4.1 Sampling Variation
Some designs for group comparisons also are affected by sampling variation. For example, a study design that employs random sampling to obtain observations would inherently be affected by sampling variation. Consider the following study that examined whether baby names are getting shorter over time.
The Social Security Administration (SSA) provides historical data on names for every baby born in the United States. Researchers used the population of all names that were included at least five times in the SSA database to randomly sample 25 names from babies born in 1945 and 25 names from babies born in 1995. The length (in letters) of each name was computed, and the two samples were compared.
The plot above shows the distribution of name length for the two samples. Babies born in 1995 have shorter names, on average, than babies born in 1945. The difference in means is 0.72. Is this difference evidence that baby names are getting shorter over time?
In order to answer that question, we need to understand how much variation we expect in differences of means just because of chance. Here, chance is a function of the process of random sampling; note there is no random assignment to groups (year) in these data. Similar to the randomization test, we need to specify a “no difference” model and then simulate from it. But, in the simulation, we need to model the random sampling that was used to generate the data, not randomization to groups.
Bootstrapping
If we had the larger population of all baby names from 1945 and 1995, we could combine them all and draw two random samples of size 25 from this mega-population; one sample we label “1945”, and the other we label “1995”. (We combine the two populations because the hypothesized model of “no differences” implies that there is really only one population; no difference between the two populations). We could do this many times, each time collecting the difference in mean name lengths between the two samples. By plotting the difference in means, and computing the standard deviation of these differences, we could quantify the amount of variation we expect just because of sampling variation.

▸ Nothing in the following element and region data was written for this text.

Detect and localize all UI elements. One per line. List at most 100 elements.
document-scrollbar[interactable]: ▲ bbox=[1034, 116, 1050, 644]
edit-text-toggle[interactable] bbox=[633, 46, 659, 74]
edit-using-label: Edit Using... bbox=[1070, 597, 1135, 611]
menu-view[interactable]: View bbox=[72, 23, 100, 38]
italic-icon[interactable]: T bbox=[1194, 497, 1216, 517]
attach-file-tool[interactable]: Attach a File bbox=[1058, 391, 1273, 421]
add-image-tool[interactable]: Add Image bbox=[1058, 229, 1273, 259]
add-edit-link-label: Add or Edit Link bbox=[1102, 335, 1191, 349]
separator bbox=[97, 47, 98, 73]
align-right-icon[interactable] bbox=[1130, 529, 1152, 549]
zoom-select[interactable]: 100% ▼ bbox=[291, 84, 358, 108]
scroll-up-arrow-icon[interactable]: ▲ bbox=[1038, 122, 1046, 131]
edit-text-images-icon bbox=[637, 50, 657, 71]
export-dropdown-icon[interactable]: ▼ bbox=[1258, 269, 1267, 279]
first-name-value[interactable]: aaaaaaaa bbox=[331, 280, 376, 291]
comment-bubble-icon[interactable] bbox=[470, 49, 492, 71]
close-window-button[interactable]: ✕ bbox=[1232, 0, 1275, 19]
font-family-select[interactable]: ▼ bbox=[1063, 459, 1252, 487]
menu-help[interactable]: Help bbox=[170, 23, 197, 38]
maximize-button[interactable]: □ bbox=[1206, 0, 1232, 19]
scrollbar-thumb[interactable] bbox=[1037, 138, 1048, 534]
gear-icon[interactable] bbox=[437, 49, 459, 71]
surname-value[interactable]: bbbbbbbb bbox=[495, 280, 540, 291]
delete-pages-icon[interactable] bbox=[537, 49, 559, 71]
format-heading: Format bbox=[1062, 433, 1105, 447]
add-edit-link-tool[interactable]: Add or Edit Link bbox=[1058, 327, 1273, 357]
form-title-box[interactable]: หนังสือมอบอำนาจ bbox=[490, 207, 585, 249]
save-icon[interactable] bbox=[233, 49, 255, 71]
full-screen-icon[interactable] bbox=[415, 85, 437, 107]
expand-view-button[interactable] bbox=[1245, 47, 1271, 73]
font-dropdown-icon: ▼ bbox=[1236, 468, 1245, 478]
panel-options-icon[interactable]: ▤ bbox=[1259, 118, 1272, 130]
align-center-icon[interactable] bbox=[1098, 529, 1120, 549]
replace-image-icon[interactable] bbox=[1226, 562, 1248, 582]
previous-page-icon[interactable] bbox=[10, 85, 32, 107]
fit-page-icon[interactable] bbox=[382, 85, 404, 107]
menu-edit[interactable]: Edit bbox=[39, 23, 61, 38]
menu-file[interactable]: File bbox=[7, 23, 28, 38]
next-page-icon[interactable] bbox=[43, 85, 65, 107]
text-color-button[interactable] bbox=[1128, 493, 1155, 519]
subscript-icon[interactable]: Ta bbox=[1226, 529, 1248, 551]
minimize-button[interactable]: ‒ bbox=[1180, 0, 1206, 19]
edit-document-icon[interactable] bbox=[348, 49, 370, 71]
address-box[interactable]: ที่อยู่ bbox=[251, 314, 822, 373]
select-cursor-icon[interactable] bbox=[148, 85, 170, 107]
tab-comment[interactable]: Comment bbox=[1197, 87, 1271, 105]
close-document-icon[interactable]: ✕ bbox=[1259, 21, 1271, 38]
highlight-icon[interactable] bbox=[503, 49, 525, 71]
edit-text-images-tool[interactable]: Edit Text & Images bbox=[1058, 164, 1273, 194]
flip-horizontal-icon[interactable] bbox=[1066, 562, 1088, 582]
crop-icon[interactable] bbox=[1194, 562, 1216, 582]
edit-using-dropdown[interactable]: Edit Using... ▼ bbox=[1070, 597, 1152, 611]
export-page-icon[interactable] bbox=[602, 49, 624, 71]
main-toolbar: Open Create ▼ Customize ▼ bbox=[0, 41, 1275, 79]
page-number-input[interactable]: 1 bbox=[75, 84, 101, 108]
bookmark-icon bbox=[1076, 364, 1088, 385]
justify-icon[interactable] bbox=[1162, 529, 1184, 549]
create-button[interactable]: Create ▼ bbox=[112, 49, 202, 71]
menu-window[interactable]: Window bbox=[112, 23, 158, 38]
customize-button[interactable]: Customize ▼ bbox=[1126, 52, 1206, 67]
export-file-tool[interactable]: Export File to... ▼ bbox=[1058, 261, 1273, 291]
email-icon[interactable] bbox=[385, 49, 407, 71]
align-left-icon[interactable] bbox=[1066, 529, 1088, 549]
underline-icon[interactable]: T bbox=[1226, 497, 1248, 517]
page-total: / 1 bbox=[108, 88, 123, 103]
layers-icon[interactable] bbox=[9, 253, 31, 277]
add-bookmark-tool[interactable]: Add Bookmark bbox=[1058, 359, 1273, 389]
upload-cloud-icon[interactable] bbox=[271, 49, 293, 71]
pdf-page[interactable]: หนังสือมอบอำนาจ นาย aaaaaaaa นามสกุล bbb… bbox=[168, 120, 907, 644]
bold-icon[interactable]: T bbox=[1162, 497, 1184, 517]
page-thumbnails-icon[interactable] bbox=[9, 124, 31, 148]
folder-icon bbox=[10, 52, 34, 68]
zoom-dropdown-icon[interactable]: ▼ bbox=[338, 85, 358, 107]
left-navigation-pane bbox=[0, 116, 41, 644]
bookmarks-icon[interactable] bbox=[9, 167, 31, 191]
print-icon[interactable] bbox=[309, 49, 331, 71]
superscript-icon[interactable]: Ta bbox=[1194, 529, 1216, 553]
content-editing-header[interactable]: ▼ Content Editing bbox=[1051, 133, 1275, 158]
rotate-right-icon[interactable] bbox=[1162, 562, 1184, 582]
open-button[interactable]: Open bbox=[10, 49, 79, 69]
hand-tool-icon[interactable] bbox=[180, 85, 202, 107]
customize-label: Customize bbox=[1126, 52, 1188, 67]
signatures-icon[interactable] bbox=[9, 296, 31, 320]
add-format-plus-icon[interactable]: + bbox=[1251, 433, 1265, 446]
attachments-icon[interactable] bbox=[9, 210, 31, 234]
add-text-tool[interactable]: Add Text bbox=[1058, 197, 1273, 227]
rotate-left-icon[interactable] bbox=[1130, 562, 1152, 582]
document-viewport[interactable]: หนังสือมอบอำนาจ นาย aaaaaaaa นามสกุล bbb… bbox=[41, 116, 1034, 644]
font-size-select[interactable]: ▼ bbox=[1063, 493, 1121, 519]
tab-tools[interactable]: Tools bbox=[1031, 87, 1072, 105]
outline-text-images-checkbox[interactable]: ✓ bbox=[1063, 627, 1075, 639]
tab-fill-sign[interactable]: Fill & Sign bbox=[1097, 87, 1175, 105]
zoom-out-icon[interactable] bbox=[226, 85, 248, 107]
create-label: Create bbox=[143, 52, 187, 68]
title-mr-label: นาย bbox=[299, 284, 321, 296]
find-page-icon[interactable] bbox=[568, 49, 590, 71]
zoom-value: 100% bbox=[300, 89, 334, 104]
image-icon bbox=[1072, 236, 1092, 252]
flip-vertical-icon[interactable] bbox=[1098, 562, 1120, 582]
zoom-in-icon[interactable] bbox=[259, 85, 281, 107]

Unfortunately, we do not have the population of baby names from 1945 and 1995. What we do have is a random sample of those names. So, we are going to combine the names from our two samples to form a “mega-population”. Then, we are going to draw two random samples of size 25 from this “mega-population”.
Wait a minute. When we combined our two samples together, our “mega-population” was only 50 names big. If we draw two samples, each of size 25, from this “mega-population”, isn’t that all of the “mega-population”? If we do that, isn’t that the same thing as the randomization test? How does that allow us to model sampling error? After all, the randomization test helps model experimental error.
All true. We can, however, model sampling error, with one twist. When we draw our 25 names for eah sample from our “mega-population”, we sample WITH REPLACEMENT. In this way, we mimic drawing random samples from a larger population without actually needing the larger population. It is a really nifty method called bootstrapping developed by Brad Efron in the late 1970’s. Efron’s big discovery was that by bootstrapping (sampling with replacement) from a random sample, a person could come up with a good estimate of the sampling variation.